His most eye-catching résumé moment came in a spot-start for the Raiders late in the 2022 season, when he put up big passing numbers against the 49ers in a game that showed he can push the ball downfield — and also reminded everyone what can happen when aggressive throws meet elite defenses.
Why Payton trusts him
The key advantage for Denver is familiarity.

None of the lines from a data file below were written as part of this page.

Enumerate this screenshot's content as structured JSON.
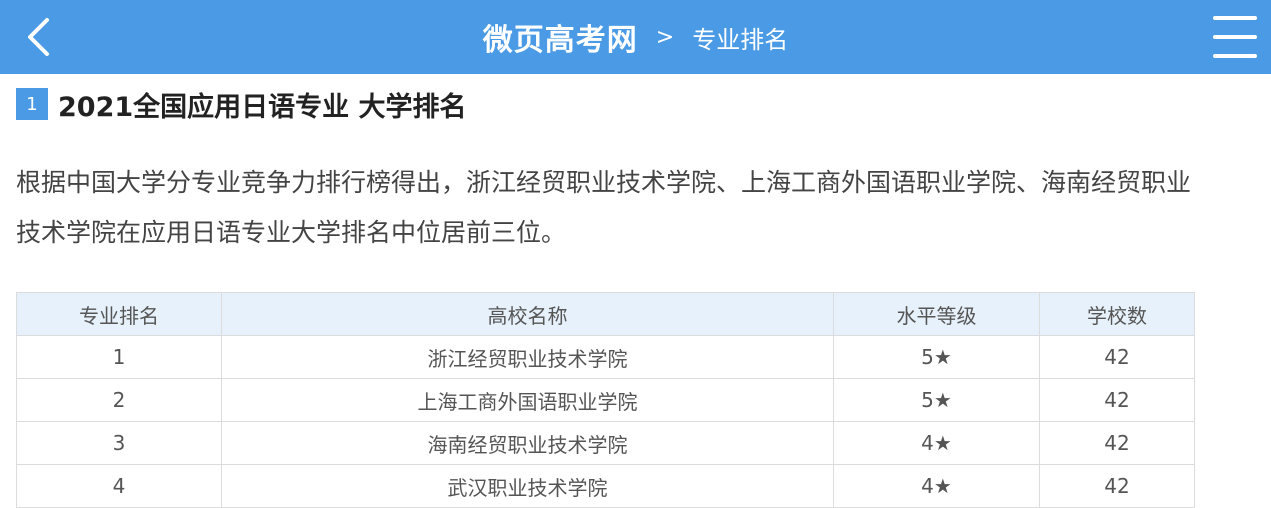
{
  "header": {
    "site_name": "微页高考网",
    "separator": ">",
    "page_name": "专业排名"
  },
  "section": {
    "number": "1",
    "title": "2021全国应用日语专业 大学排名"
  },
  "description": "根据中国大学分专业竞争力排行榜得出，浙江经贸职业技术学院、上海工商外国语职业学院、海南经贸职业技术学院在应用日语专业大学排名中位居前三位。",
  "table": {
    "headers": [
      "专业排名",
      "高校名称",
      "水平等级",
      "学校数"
    ],
    "rows": [
      [
        "1",
        "浙江经贸职业技术学院",
        "5★",
        "42"
      ],
      [
        "2",
        "上海工商外国语职业学院",
        "5★",
        "42"
      ],
      [
        "3",
        "海南经贸职业技术学院",
        "4★",
        "42"
      ],
      [
        "4",
        "武汉职业技术学院",
        "4★",
        "42"
      ]
    ]
  },
  "colors": {
    "header_bg": "#4a9ae6",
    "table_header_bg": "#e7f1fb"
  }
}
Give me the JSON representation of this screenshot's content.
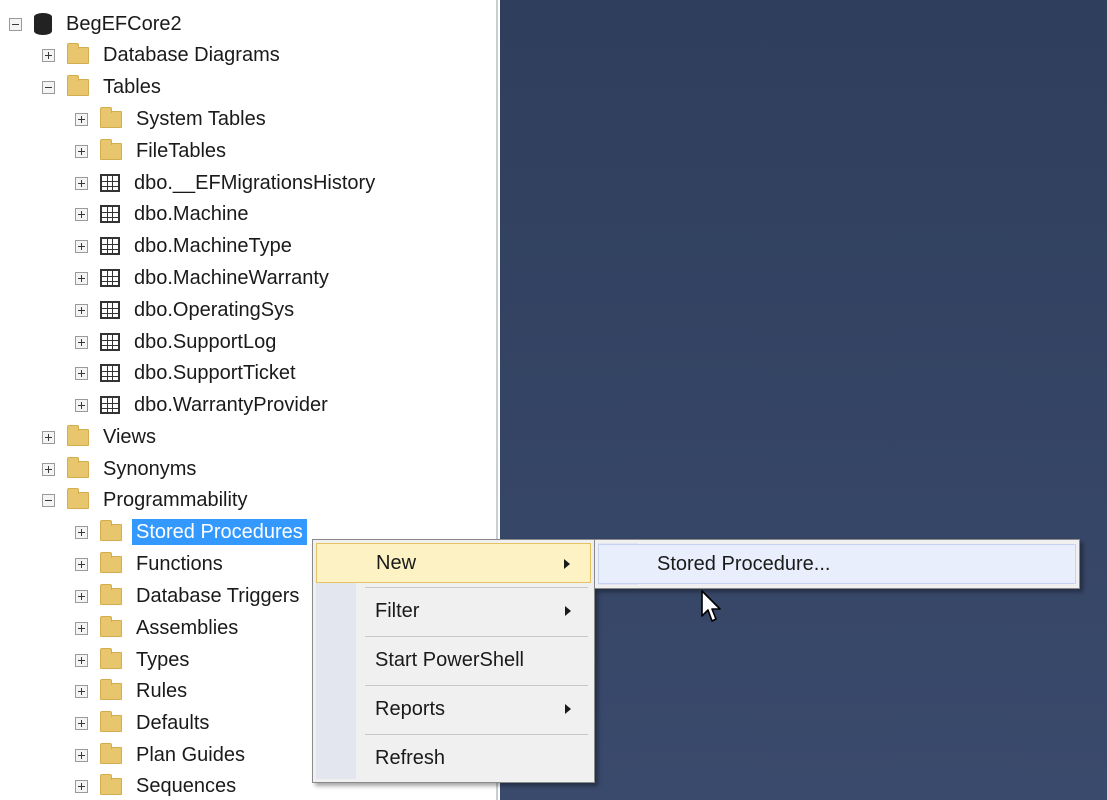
{
  "tree": {
    "database": "BegEFCore2",
    "items": [
      {
        "label": "Database Diagrams"
      },
      {
        "label": "Tables"
      },
      {
        "label": "System Tables"
      },
      {
        "label": "FileTables"
      },
      {
        "label": "dbo.__EFMigrationsHistory"
      },
      {
        "label": "dbo.Machine"
      },
      {
        "label": "dbo.MachineType"
      },
      {
        "label": "dbo.MachineWarranty"
      },
      {
        "label": "dbo.OperatingSys"
      },
      {
        "label": "dbo.SupportLog"
      },
      {
        "label": "dbo.SupportTicket"
      },
      {
        "label": "dbo.WarrantyProvider"
      },
      {
        "label": "Views"
      },
      {
        "label": "Synonyms"
      },
      {
        "label": "Programmability"
      },
      {
        "label": "Stored Procedures"
      },
      {
        "label": "Functions"
      },
      {
        "label": "Database Triggers"
      },
      {
        "label": "Assemblies"
      },
      {
        "label": "Types"
      },
      {
        "label": "Rules"
      },
      {
        "label": "Defaults"
      },
      {
        "label": "Plan Guides"
      },
      {
        "label": "Sequences"
      }
    ]
  },
  "context_menu": {
    "items": [
      {
        "label": "New"
      },
      {
        "label": "Filter"
      },
      {
        "label": "Start PowerShell"
      },
      {
        "label": "Reports"
      },
      {
        "label": "Refresh"
      }
    ]
  },
  "submenu": {
    "items": [
      {
        "label": "Stored Procedure..."
      }
    ]
  },
  "colors": {
    "selection": "#3399ff",
    "document_area": "#2f3e5c",
    "menu_highlight": "#fdf2c4"
  }
}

Stidham has spent seasons in the Broncos’ building learning the weekly rhythm, terminology, and expectations — and he has already worked under Payton’s approach where structure, timing, and decision-making are non-negotiable.
- System comfort: fewer mental errors when the game speeds up.
- Locker-room clarity: the team knows what he is — and what he isn’t.
- Game-manager upside: if the defense travels, Stidham can keep Denver on schedule.
What his career numbers say — and what they don’t
On paper, Stidham’s career stats are modest: a completion rate just under 60%, with a near-even touchdown-to-interception profile. But backups rarely get ideal situations — many snaps arrive cold off the bench or in late-season starts with limited prep. For a clean snapshot of his year-by-year production, you can check his profile at Pro Football Reference.
What matters now is the next game plan: how Denver builds a script that reduces risk early, creates manageable third downs, and doesn’t ask Stidham to win a shootout unless circumstances force it. For broader postseason context and official updates, the league hub at NFL.com is a solid starting point.
What Denver needs from Stidham in the AFC Championship
This doesn’t have to be a “40 attempts, hero-ball” assignment. If Denver can control tempo, win the hidden-yardage battle, and turn red-zone trips into points, Stidham’s job becomes simple — and simplicity is powerful in January.
The blueprint: protect possession, lean on the run, avoid back-breaking sacks, and let the defense dictate terms.
A rare moment for a longtime backup
Most quarterbacks dream of postseason starts — fewer get them at the doorstep of the Super Bowl. Stidham’s story now shifts from “insurance policy” to “headline,” and Denver’s season will be judged by how well the Broncos can adapt around him.